You see, I find myself grateful for my faith in Christ, because He has stated a different case for our lives. In our sin, He didn’t come to throw the baby (humankind) out with the bathwater (sin). He allowed Himself to be thrown out with the bathwater. He died, conquering sin and death AND the shame associated with sin and death, and He redeemed what was lost by dying the death I deserved. The beauty of the cross and empty tomb is that he conquered shame. Shame is not just feeling guilty about something. Shame at the core says, “I am not worthy of love or value.” I know my moments of surrender, as I pursue this deeper understanding of my faith, always came in the moments I knew I could not carry the burden and weight of my life and the sin and havoc I was causing myself and others. My experience of Jesus has never been one of shame…but of forgiveness and the opportunity freedom in Christ gave me.

The conflict I often experience with my faith and my understanding of His Gospel is then how it is played out in our churches. We either reject the mercy or grace our faith offers or we reject truth. Our churches have to embrace both grace and truth, mercy and justice. Jesus often commanded us to “love our enemies,” “speak truth IN love,” “to stand firm…knowing we battle not against flesh and blood,” but typically many are turning away from the very truth we have been taught to uphold because of the hypocrisy of our doing not lining up with our being.

A world that is broken and seeking answers sees the very hope I cling to as nothing more than religion: a bunch of rules that are oppressive. If that is what we are teaching, we have become the very thing Christ detested. Did Christ die for nothing then? Of course not but I have to wrestle with the significance of my salvation.

Is there evidence in my life that his death and resurrection have actually made a difference in my life and those around me?

The answer I believe is found in Philippians 2:

In your relationships with one another, have the same mindset as Christ Jesus: Who, being in very nature God, did not consider equality with God something to be used to his own advantage; rather, he made himself nothing by taking the very nature of a servant, being made in human likeness. And being found in appearance as a man, he humbled himself by becoming obedient to death— even death on a cross!

I am glad Jesus’ approach wasn’t “throwing the baby out with the bathwater.” I am glad He saw in us something of value and significance, that our sin and all of its messiness was worth redeeming. It cost Him everything…and I cannot be afraid of it costing me everything.

Here is the full quote from C.S. Lewis.

May you contemplate your own life, like I am, to see the truth of what really is at stake.My contention is that good men (not bad men) consistently acting upon that position [imposing “the good”] would act as cruelly and unjustly as the greatest tyrants.
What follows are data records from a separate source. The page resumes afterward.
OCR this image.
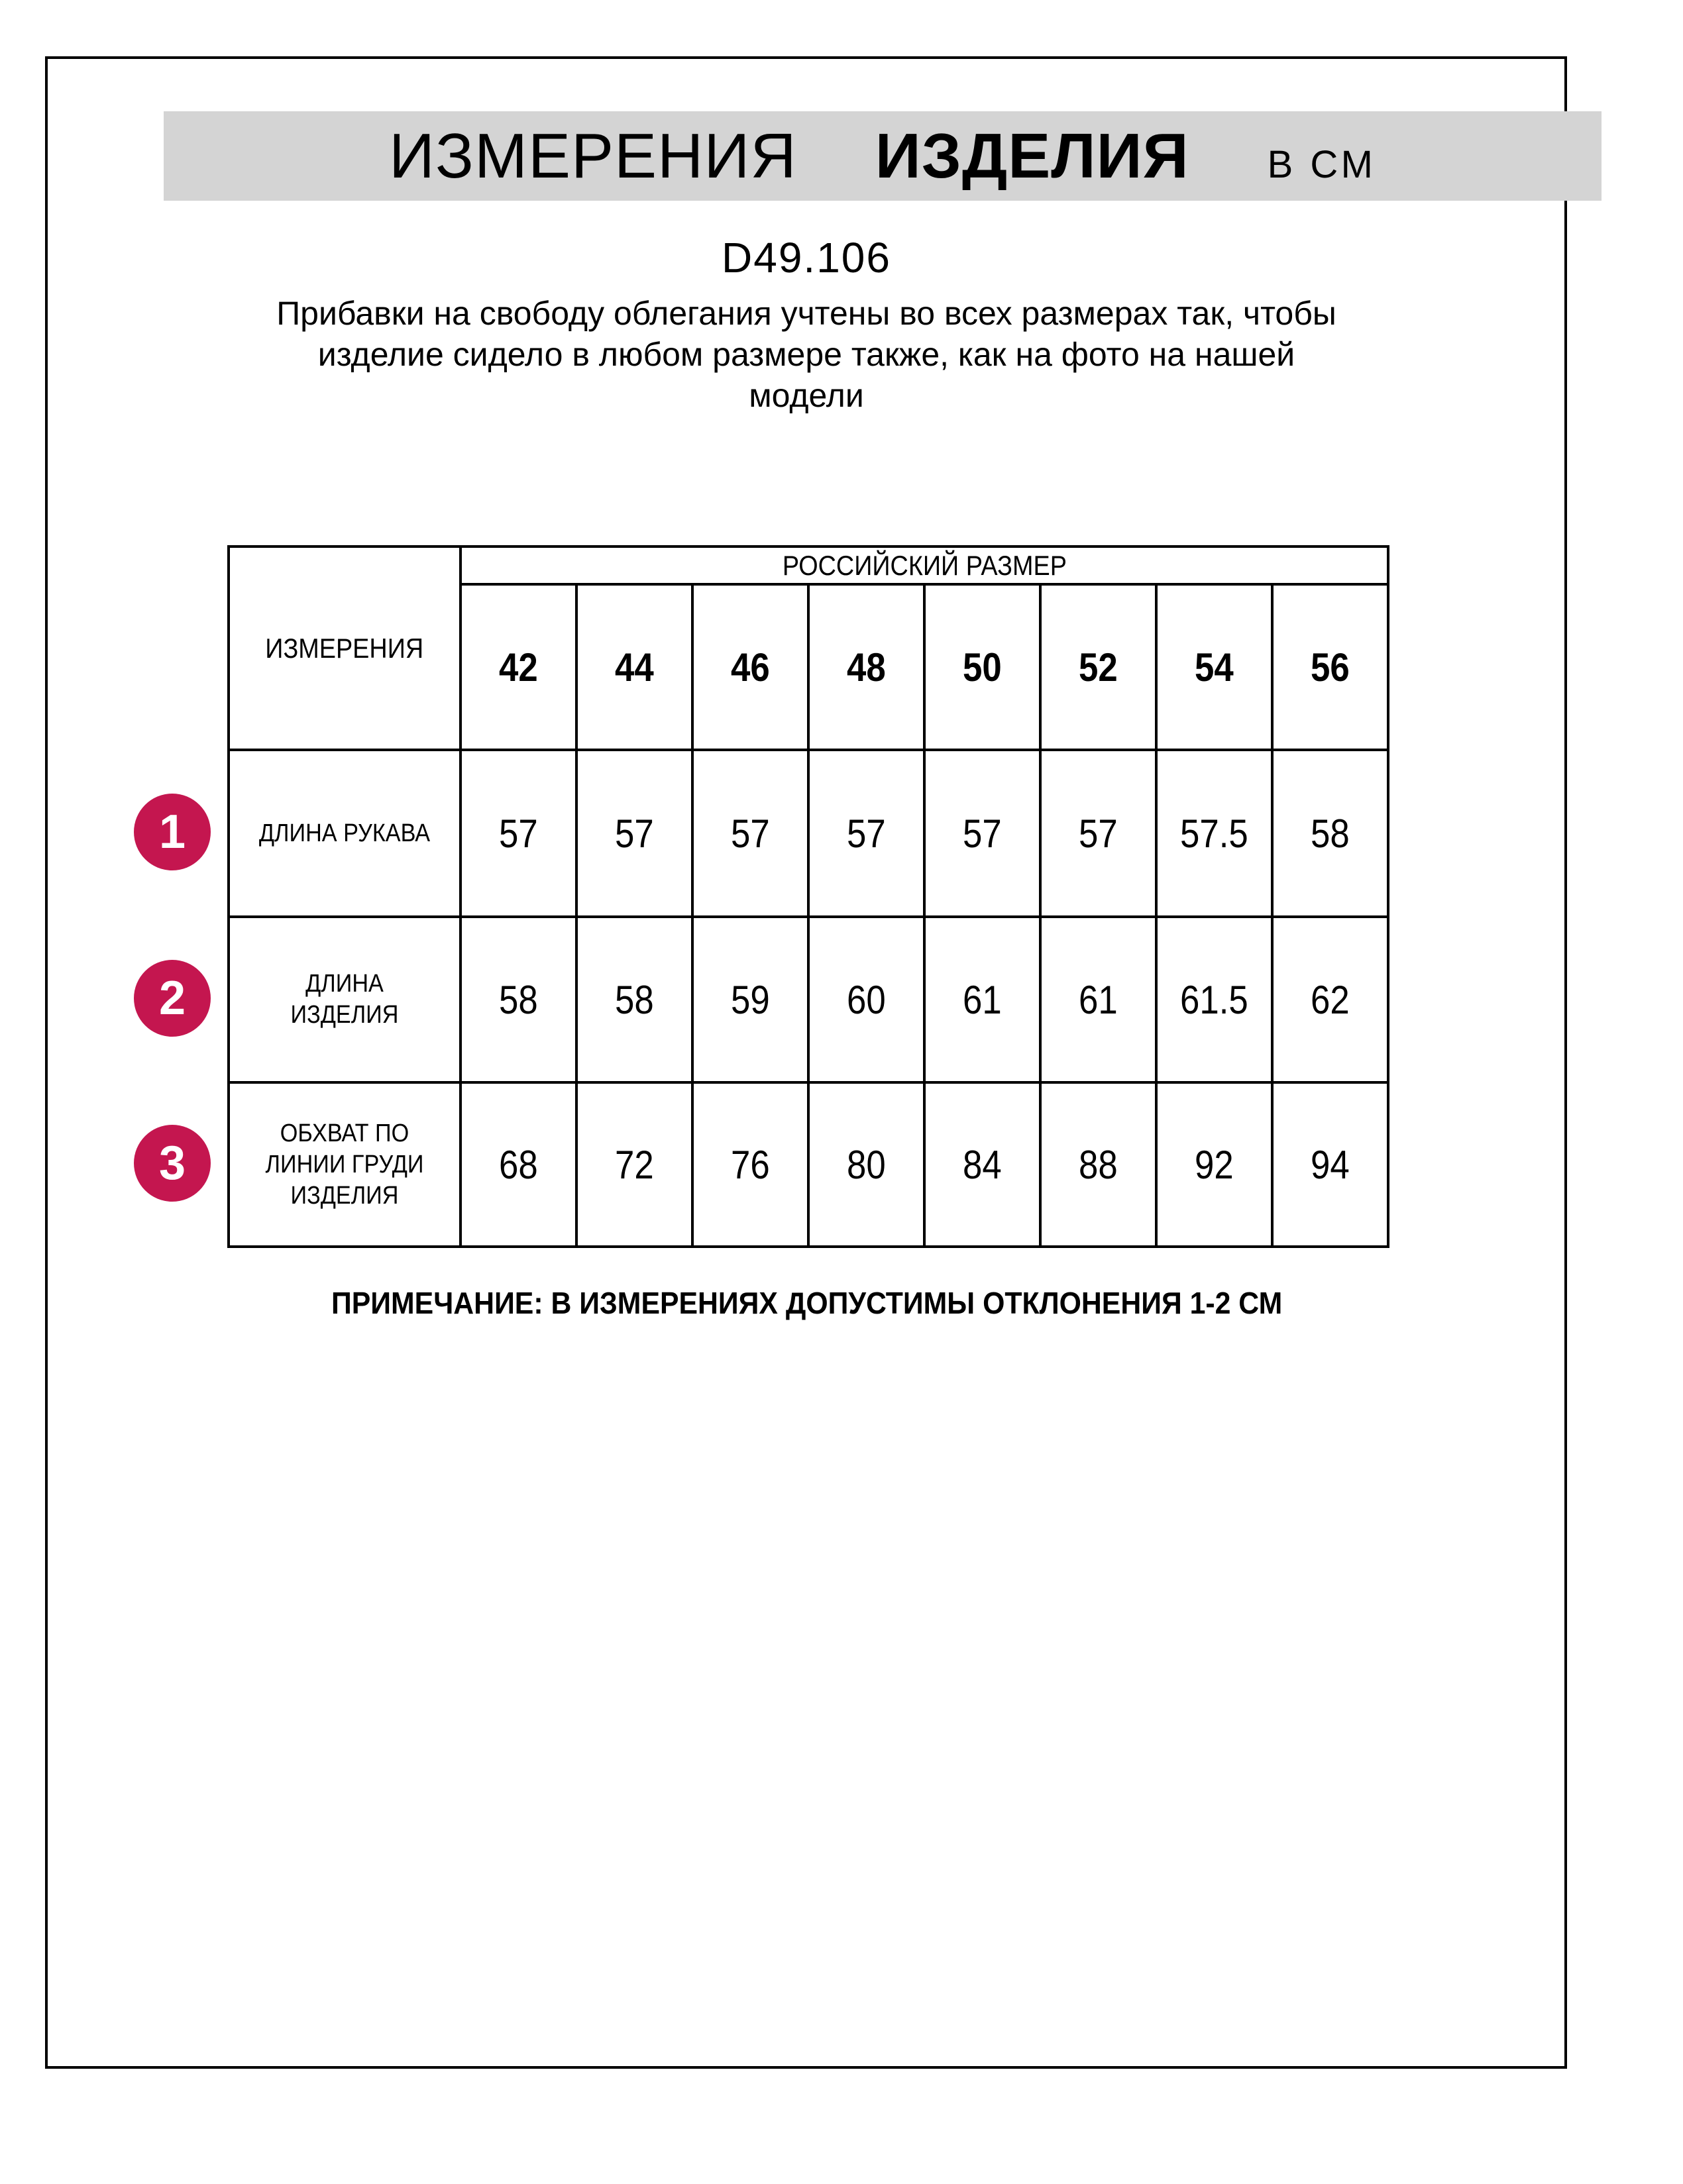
ИЗМЕРЕНИЯ ИЗДЕЛИЯ В СМ
D49.106
Прибавки на свободу облегания учтены во всех размерах так, чтобы
изделие сидело в любом размере также, как на фото на нашей
модели
ИЗМЕРЕНИЯ	РОССИЙСКИЙ РАЗМЕР							
	42	44	46	48	50	52	54	56

ДЛИНА РУКАВА	57	57	57	57	57	57	57.5	58

ДЛИНА
ИЗДЕЛИЯ	58	58	59	60	61	61	61.5	62

ОБХВАТ ПО
ЛИНИИ ГРУДИ
ИЗДЕЛИЯ	68	72	76	80	84	88	92	94
1
2
3
ПРИМЕЧАНИЕ: В ИЗМЕРЕНИЯХ ДОПУСТИМЫ ОТКЛОНЕНИЯ 1-2 СМ
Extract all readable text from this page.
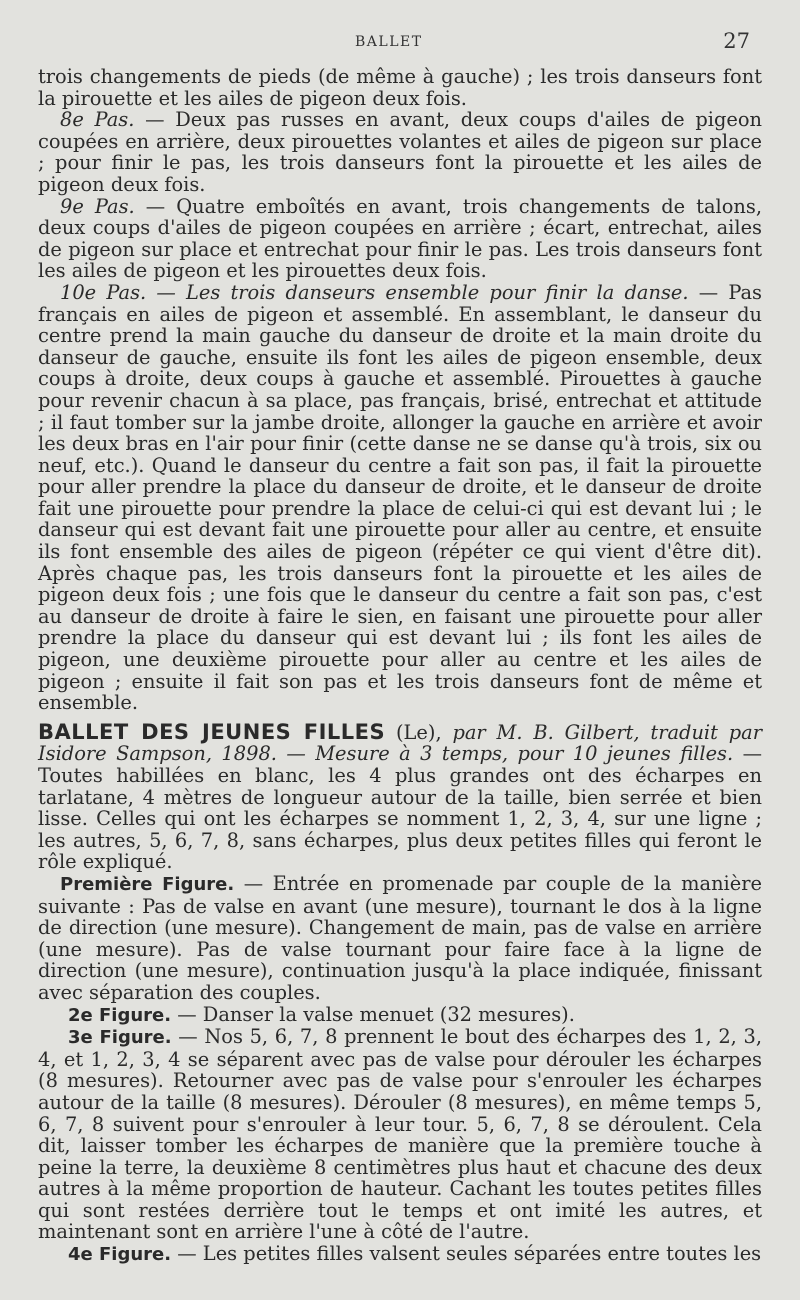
BALLET	27

trois changements de pieds (de même à gauche) ; les trois danseurs font la pirouette et les ailes de pigeon deux fois.

8e Pas. — Deux pas russes en avant, deux coups d'ailes de pigeon coupées en arrière, deux pirouettes volantes et ailes de pigeon sur place ; pour finir le pas, les trois danseurs font la pirouette et les ailes de pigeon deux fois.

9e Pas. — Quatre emboîtés en avant, trois changements de talons, deux coups d'ailes de pigeon coupées en arrière ; écart, entrechat, ailes de pigeon sur place et entrechat pour finir le pas. Les trois danseurs font les ailes de pigeon et les pirouettes deux fois.

10e Pas. — Les trois danseurs ensemble pour finir la danse. — Pas français en ailes de pigeon et assemblé. En assemblant, le danseur du centre prend la main gauche du danseur de droite et la main droite du danseur de gauche, ensuite ils font les ailes de pigeon ensemble, deux coups à droite, deux coups à gauche et assemblé. Pirouettes à gauche pour revenir chacun à sa place, pas français, brisé, entrechat et attitude ; il faut tomber sur la jambe droite, allonger la gauche en arrière et avoir les deux bras en l'air pour finir (cette danse ne se danse qu'à trois, six ou neuf, etc.). Quand le danseur du centre a fait son pas, il fait la pirouette pour aller prendre la place du danseur de droite, et le danseur de droite fait une pirouette pour prendre la place de celui-ci qui est devant lui ; le danseur qui est devant fait une pirouette pour aller au centre, et ensuite ils font ensemble des ailes de pigeon (répéter ce qui vient d'être dit). Après chaque pas, les trois danseurs font la pirouette et les ailes de pigeon deux fois ; une fois que le danseur du centre a fait son pas, c'est au danseur de droite à faire le sien, en faisant une pirouette pour aller prendre la place du danseur qui est devant lui ; ils font les ailes de pigeon, une deuxième pirouette pour aller au centre et les ailes de pigeon ; ensuite il fait son pas et les trois danseurs font de même et ensemble.

BALLET DES JEUNES FILLES (Le), par M. B. Gilbert, traduit par Isidore Sampson, 1898. — Mesure à 3 temps, pour 10 jeunes filles. — Toutes habillées en blanc, les 4 plus grandes ont des écharpes en tarlatane, 4 mètres de longueur autour de la taille, bien serrée et bien lisse. Celles qui ont les écharpes se nomment 1, 2, 3, 4, sur une ligne ; les autres, 5, 6, 7, 8, sans écharpes, plus deux petites filles qui feront le rôle expliqué.

Première Figure. — Entrée en promenade par couple de la manière suivante : Pas de valse en avant (une mesure), tournant le dos à la ligne de direction (une mesure). Changement de main, pas de valse en arrière (une mesure). Pas de valse tournant pour faire face à la ligne de direction (une mesure), continuation jusqu'à la place indiquée, finissant avec séparation des couples.

2e Figure. — Danser la valse menuet (32 mesures).

3e Figure. — Nos 5, 6, 7, 8 prennent le bout des écharpes des 1, 2, 3, 4, et 1, 2, 3, 4 se séparent avec pas de valse pour dérouler les écharpes (8 mesures). Retourner avec pas de valse pour s'enrouler les écharpes autour de la taille (8 mesures). Dérouler (8 mesures), en même temps 5, 6, 7, 8 suivent pour s'enrouler à leur tour. 5, 6, 7, 8 se déroulent. Cela dit, laisser tomber les écharpes de manière que la première touche à peine la terre, la deuxième 8 centimètres plus haut et chacune des deux autres à la même proportion de hauteur. Cachant les toutes petites filles qui sont restées derrière tout le temps et ont imité les autres, et maintenant sont en arrière l'une à côté de l'autre.

4e Figure. — Les petites filles valsent seules séparées entre toutes les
They might in some respects act even worse. Of all tyrannies, a tyranny sincerely exercised for the good of its victims may be the most oppressive. It would be better to live under robber barons than under omnipotent moral busybodies. The robber baron’s cruelty may sometimes sleep, his cupidity may at some points be satiated; but those who torment us for their own good will torment us without end for they do so with the approval of their own conscience. They may be more likely to go to heaven yet at the same time likely to make a Hell of earth. This very kindness stings with intolerable insults. To be ‘cured’ against one’s will and cured of states which we may not regard as disease is to be put on the level of those who have not yet reached the age of reason or those who never will; to be classed with infants, imbeciles, and domestic animals.